TORONTO - Canada's largest mental health and addiction research centre says more than 230-thousand Ontario adults "seriously contemplated suicide" in 2013.

The Toronto-based Centre for Addiction and Mental Health in Toronto says that amounted to 2.3 per cent of Ontario's adult population.

CAM-H says its annual mental health survey, based on responses from just over three-thousand Ontario adults, asked specifically about suicide for the first time.

The survey also found a sharp rise in self-rated poor mental health, from 4.7 per cent in 2003 to 7.1 per cent in 2013 -- or 716-thousand Ontario adults.

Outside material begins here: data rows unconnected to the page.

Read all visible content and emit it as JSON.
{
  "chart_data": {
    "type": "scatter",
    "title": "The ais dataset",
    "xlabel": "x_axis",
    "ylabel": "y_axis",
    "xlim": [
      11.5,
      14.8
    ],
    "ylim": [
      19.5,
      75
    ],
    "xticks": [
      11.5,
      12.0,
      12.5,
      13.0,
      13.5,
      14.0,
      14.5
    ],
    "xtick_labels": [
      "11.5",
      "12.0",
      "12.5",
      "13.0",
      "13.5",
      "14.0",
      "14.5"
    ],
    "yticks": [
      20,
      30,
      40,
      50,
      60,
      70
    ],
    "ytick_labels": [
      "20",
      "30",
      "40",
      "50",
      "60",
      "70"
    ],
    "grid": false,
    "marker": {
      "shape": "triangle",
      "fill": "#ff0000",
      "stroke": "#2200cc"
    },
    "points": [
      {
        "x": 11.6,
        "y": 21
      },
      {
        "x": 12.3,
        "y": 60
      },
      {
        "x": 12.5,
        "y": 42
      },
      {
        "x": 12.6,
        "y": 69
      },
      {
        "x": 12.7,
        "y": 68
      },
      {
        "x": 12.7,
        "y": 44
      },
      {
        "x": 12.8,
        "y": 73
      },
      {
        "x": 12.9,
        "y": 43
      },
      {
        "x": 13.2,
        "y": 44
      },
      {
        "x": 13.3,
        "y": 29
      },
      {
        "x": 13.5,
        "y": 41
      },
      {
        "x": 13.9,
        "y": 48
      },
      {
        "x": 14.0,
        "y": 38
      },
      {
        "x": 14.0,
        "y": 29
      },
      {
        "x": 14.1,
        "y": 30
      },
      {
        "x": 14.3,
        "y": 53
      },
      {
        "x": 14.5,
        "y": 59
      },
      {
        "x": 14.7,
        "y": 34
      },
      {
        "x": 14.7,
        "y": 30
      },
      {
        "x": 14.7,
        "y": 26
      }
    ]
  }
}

But the figure for those aged 18 to 29 rose from about three per cent in 2009 to 12 per cent last year.

The study also shows the rate of cannabis use among Ontario adults climbed to 14 per cent last year from 8.7 per cent in 1996, but with 19 per cent reporting daily use.

CAM-H says the survey also found that cigarette smoking rates among adults have declined from 27 per cent in 1996 to 17 per cent last year.

It says daily smoking fell from 23 per cent in 1996 to 13 per cent in 2013.

When it comes to daily alcohol use, CAM-H says adults who reported consuming alcohol at least once a day rose from five per cent in 2002 to 8.5 per cent in 2013.

The results also showed that women are drinking at higher rates, from 2.6 per cent in 2001 to 5.6 per cent in 2013.

But as consumption rates rise, CAMH says drinking and driving rates continue to drop -- from 13 per cent in 1996 to five per cent last year.

The survey also found the use of non-medical prescription opioids by adults plunged from 7.7 per cent in 2010 to 2.8 per cent last year, but held steady at about seven per cent among 18-29 year olds.